Blinded by the Light

Cameron Cuevas


Last Sunday, my family and I saw “Blinded by the Light,” directed by Gurinder Chadha. This movie is more than just a Bruce Springsteen tribute. In fact, we dive back in time to the late 80s England, following a teenager who struggles to fit in his modern society. This movie is great at inclusivity since we all deal with some of the issues included at some point or another. Whether it be not having many friends, doubting everything you do, or just wishing to do more with your life.

This movie follows Javed (Viveik Kalra) through the struggle of being a teenager. Growing up in Bury Park during the 1980s wasn’t easy, especially if you were Pakistani. Kalra plays a young poet who wasn’t to escape from the life he is currently living. He feels trapped, not allowed to go to parties or go out on dates, or just really experience anything fun. Until he meets Roops (Aaron Phagura), who introduces him to the “boss” (Bruce Springsteen). At first, Javed doesn’t believe that a singer, from a different background, could possibly understand what he’s going through. Then he presses play on his Walkman and gives Bruce a listen. Soon Javed has found his escape through Bruce’s lyrics.

The chemistry between Javed and his father Malik (Kulvinder Ghir) is incredible. You’d actually believe they were really father and son and not just two actors in a movie. Ghir plays the typical ‘tiger parent,’ and he does a phenomenal job. Everybody did an amazing performance; I don’t have any criticism for the actual acting. The people portrayed as the activists played their role particularly well. You could feel their hatred for the Pakistanis through the screen.

I liked a lot about this movie, essentially the reliability. Even though this is set over thirty years ago, I could still relate to the problems Javed was going through. From wishing to escape and adventure out into the world to trying to give it all up. We also did get an incredible soundtrack featuring some of Bruce Springsteen’s hit songs. I didn’t enjoy seeing some of the events taken place during the time period this movie is supposed to follow. However, that’s not the movie’s fault, it was just sad to see.

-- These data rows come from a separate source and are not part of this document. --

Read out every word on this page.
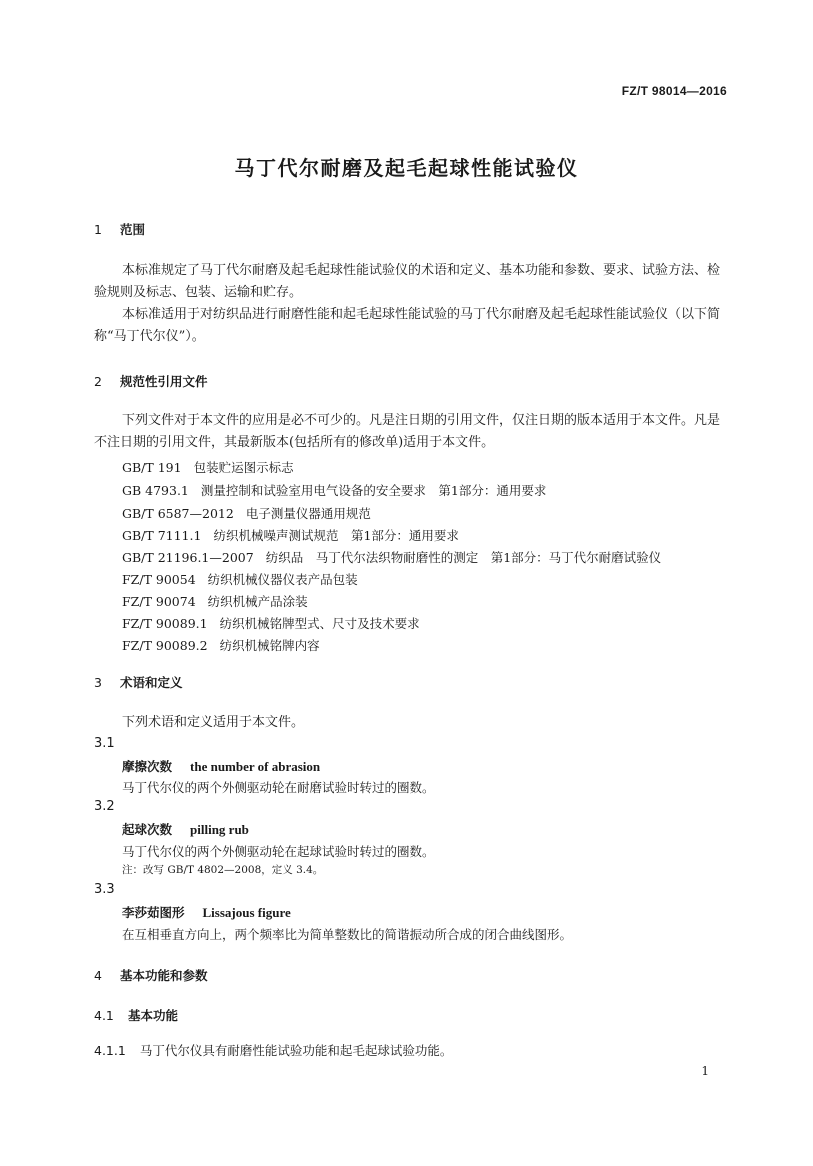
FZ/T 98014—2016
马丁代尔耐磨及起毛起球性能试验仪
1 范围
本标准规定了马丁代尔耐磨及起毛起球性能试验仪的术语和定义、基本功能和参数、要求、试验方法、检验规则及标志、包装、运输和贮存。
本标准适用于对纺织品进行耐磨性能和起毛起球性能试验的马丁代尔耐磨及起毛起球性能试验仪（以下简称“马丁代尔仪”）。
2 规范性引用文件
下列文件对于本文件的应用是必不可少的。凡是注日期的引用文件，仅注日期的版本适用于本文件。凡是不注日期的引用文件，其最新版本(包括所有的修改单)适用于本文件。
GB/T 191 包装贮运图示标志
GB 4793.1 测量控制和试验室用电气设备的安全要求　第1部分：通用要求
GB/T 6587—2012 电子测量仪器通用规范
GB/T 7111.1 纺织机械噪声测试规范　第1部分：通用要求
GB/T 21196.1—2007 纺织品　马丁代尔法织物耐磨性的测定　第1部分：马丁代尔耐磨试验仪
FZ/T 90054 纺织机械仪器仪表产品包装
FZ/T 90074 纺织机械产品涂装
FZ/T 90089.1 纺织机械铭牌型式、尺寸及技术要求
FZ/T 90089.2 纺织机械铭牌内容
3 术语和定义
下列术语和定义适用于本文件。
3.1
摩擦次数 the number of abrasion
马丁代尔仪的两个外侧驱动轮在耐磨试验时转过的圈数。
3.2
起球次数 pilling rub
马丁代尔仪的两个外侧驱动轮在起球试验时转过的圈数。
注：改写 GB/T 4802—2008，定义 3.4。
3.3
李莎茹图形 Lissajous figure
在互相垂直方向上，两个频率比为简单整数比的简谐振动所合成的闭合曲线图形。
4 基本功能和参数
4.1 基本功能
4.1.1 马丁代尔仪具有耐磨性能试验功能和起毛起球试验功能。
1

The lesson I learned from this movie, is that you can’t always rely on one thing to depend on. Because someday you’ll realize it’s not enough, and that you need to talk to the people around you. I hope others learn the same or realize that it’s okay to make mistakes and learn from them. To not be afraid to live your life and pay the price later. I think that’s a very important theme that we see throughout the movie. We seek adventure, it’s okay to take a risk once in a while.

I don’t really think this movie is directed towards a certain age demographic, I feel like it’s for everybody. Die-hard Bruce Springsteen fans will love this movie and teenagers who are forced to go to the movies with their parents will probably like it as well. Honestly, I’d recommend this movie to anyone who wants to experience a true teen story with a banging soundtrack. It is rated PG-13 due to some intense topics. This movie is incredible, you feel a rush of all these emotions while the movie is going on, and afterward you’re left with the satisfaction of the story’s ending.